To answer to this exercise, we need to understand the sources of error in a statistical learning method. For regression, assuming Y = f(X) + \varepsilon, where E[\varepsilon]=0 and Var[\varepsilon]=\sigma_\varepsilon^2, we can always obtain a decomposition of the test mean squared error, E[(Y - \hat{f}(x_0))^2, into the sum of the irreducible error, the squared bias and the variance [1, page 223]:

\begin{align} \mathrm{E}\Big[\big(Y - \hat{f}(x)\big)^2 \Big|\, X=x_0 \Big] & = \sigma_\varepsilon^2 + \mathrm{Bias}^2\big[\hat{f}(x_0)\big] + \mathrm{Var}\left[ \hat{f}(x_0) \right] , \ \end{align} where \sigma_\varepsilon^2 is the noise or irreducible error,

\begin{align} \mathrm{Bias}\big[\hat{f}(x_0)\big] = \mathrm{E}\big[\hat{f}(x_0) - f(x_0)\big], \end{align}

and

\begin{align} \mathrm{Var}\big[\hat{f}(x_0)\big] = \mathrm{E}[\hat{f}(x_0)^2] - \mathrm{E}[\hat{f}(x_0)]^2. \end{align}

Since the irreducible error corresponds to the lowest achievable error, a good test set performance of a statistical learning method requires low variance as well as low squared bias.

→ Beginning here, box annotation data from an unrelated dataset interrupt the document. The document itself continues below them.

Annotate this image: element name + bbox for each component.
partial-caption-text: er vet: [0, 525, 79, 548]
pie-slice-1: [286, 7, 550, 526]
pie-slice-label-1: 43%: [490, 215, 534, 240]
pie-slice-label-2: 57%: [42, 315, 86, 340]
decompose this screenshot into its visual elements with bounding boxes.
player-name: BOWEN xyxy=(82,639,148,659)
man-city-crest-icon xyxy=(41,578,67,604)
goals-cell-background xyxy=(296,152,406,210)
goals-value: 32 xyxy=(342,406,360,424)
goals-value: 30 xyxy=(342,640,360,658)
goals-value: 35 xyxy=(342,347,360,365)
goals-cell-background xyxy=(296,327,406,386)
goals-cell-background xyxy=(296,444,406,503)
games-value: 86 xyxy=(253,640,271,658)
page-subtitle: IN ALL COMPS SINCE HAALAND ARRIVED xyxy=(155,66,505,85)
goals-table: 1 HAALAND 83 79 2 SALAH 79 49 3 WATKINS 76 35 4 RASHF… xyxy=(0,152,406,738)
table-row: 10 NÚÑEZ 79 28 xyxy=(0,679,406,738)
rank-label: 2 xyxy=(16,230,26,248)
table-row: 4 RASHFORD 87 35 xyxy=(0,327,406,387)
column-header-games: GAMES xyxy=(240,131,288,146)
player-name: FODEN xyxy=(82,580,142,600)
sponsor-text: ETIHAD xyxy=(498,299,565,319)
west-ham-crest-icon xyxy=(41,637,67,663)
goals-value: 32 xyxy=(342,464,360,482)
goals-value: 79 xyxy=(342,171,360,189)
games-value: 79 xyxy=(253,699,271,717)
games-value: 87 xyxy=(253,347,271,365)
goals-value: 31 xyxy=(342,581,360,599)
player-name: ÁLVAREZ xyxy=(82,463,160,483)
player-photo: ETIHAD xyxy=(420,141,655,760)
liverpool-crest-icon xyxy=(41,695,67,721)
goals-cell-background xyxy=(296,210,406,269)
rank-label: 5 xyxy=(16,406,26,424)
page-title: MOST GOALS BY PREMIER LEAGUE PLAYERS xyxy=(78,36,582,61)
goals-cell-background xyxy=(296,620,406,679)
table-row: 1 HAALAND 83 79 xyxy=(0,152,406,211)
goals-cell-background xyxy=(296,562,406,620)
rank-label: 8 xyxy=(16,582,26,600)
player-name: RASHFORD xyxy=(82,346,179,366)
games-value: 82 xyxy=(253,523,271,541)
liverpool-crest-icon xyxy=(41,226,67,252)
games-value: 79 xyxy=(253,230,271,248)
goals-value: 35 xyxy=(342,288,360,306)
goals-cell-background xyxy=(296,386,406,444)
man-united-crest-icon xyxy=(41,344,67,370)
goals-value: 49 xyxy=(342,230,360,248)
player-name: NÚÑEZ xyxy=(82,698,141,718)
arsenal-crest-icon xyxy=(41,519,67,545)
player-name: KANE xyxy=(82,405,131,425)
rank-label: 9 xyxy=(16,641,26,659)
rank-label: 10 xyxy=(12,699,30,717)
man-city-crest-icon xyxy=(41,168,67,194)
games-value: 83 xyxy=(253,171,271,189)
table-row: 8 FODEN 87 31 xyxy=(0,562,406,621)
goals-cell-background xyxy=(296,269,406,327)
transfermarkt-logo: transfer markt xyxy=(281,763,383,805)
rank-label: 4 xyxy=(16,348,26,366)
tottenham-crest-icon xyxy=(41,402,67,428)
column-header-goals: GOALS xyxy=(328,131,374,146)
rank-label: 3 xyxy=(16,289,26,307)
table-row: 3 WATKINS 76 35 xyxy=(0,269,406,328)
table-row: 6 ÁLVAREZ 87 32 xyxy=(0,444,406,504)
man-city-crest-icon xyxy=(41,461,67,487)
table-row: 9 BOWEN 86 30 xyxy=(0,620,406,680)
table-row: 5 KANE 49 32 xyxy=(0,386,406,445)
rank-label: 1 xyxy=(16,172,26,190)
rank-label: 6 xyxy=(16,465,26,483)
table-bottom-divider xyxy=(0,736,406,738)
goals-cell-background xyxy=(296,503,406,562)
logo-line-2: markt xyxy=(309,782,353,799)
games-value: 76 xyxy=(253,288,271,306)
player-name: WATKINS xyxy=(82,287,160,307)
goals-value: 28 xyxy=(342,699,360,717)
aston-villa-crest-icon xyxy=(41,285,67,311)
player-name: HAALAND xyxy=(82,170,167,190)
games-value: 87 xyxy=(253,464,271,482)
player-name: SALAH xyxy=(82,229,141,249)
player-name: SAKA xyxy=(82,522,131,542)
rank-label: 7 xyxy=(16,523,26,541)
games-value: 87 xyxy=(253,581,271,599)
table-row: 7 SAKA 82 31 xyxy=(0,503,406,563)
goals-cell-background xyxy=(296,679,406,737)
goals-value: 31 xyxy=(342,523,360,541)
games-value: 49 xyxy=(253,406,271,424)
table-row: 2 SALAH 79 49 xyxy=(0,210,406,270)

When we approximate a problem (possibly very complex), by a simpler model we introduce an error known as bias. The simplest non-trivial example might be approximating a non-linear relationship (for example, a quadratic one) by a linear function of parameters and predictors. In this case, will have a always non-zero test error, regardless of how well we fit the model parameters, how large the training set is, or even how small the noise is (even zero). The more the true model deviates from a linear one, the larger this error will be.

On the other hand, variance refers to the amount by which the estimation function would change if it was estimated using a different training set. The training set is used to estimate the model parameters, which means that we obtain different estimates from different training sets. We hope however that this difference is small, and we say that between estimates from different training sets is small, in which case we say that the learning method has low variance. On the other hand, a method for which small changes in the training set might lead to large changes in the estimated model parameters is referred as a method with high variance.

In general, more flexible methods have less bias and have higher variance. This is referred to as the bias-variance trade-off since a low test mean squared error requires both low bias and low variance.

(a) Extremely large sample, few predictors

A flexible method is expected to be better.

Since the sample size is extremely large and the number of predictors is small, a more flexible method would be able to better fit the data, while not fitting the noise due to the very large sample size. In other words a more flexible model would have the upside of a less bias, without much risk of overfitting.

(b) Awful lot of predictors, small sample

A flexible method is expected to be worse.

It is very likely that when the number of predictors is extremely large and the number of observations is small a flexible model would fit the noise, meaning that, given another random data set of the same distribuition, the fit would likely be significantly different. Therefore one would be better off using a less flexible method, which will have more bias, but will be less likely to overfit.

(c) Highly non-linear relationship

A flexible method is expected to be better.

A more flexible method will likely be necessary to model a highly non-linear relationship, otherwise the model will be too biased and not capture the non-linearities of the model. No matter how large the sample size, a less flexible model would always be limited.

(d) Extremely high variance

A flexible method is expected to be worse.

Since the variance is extremely high, a more flexible model will fit the noise more and thus very likely overfit. A less flexible model will be more likely to still capture the essential 'features' of the model without picking up extraneous ones induced by the noise.

Further reading

The bias-variance decomposition is a fundamental aspect of machine learning which is present not only in regression. This decomposition has been generalized to more general loss functions and to classification learning methods. See, for example, [2].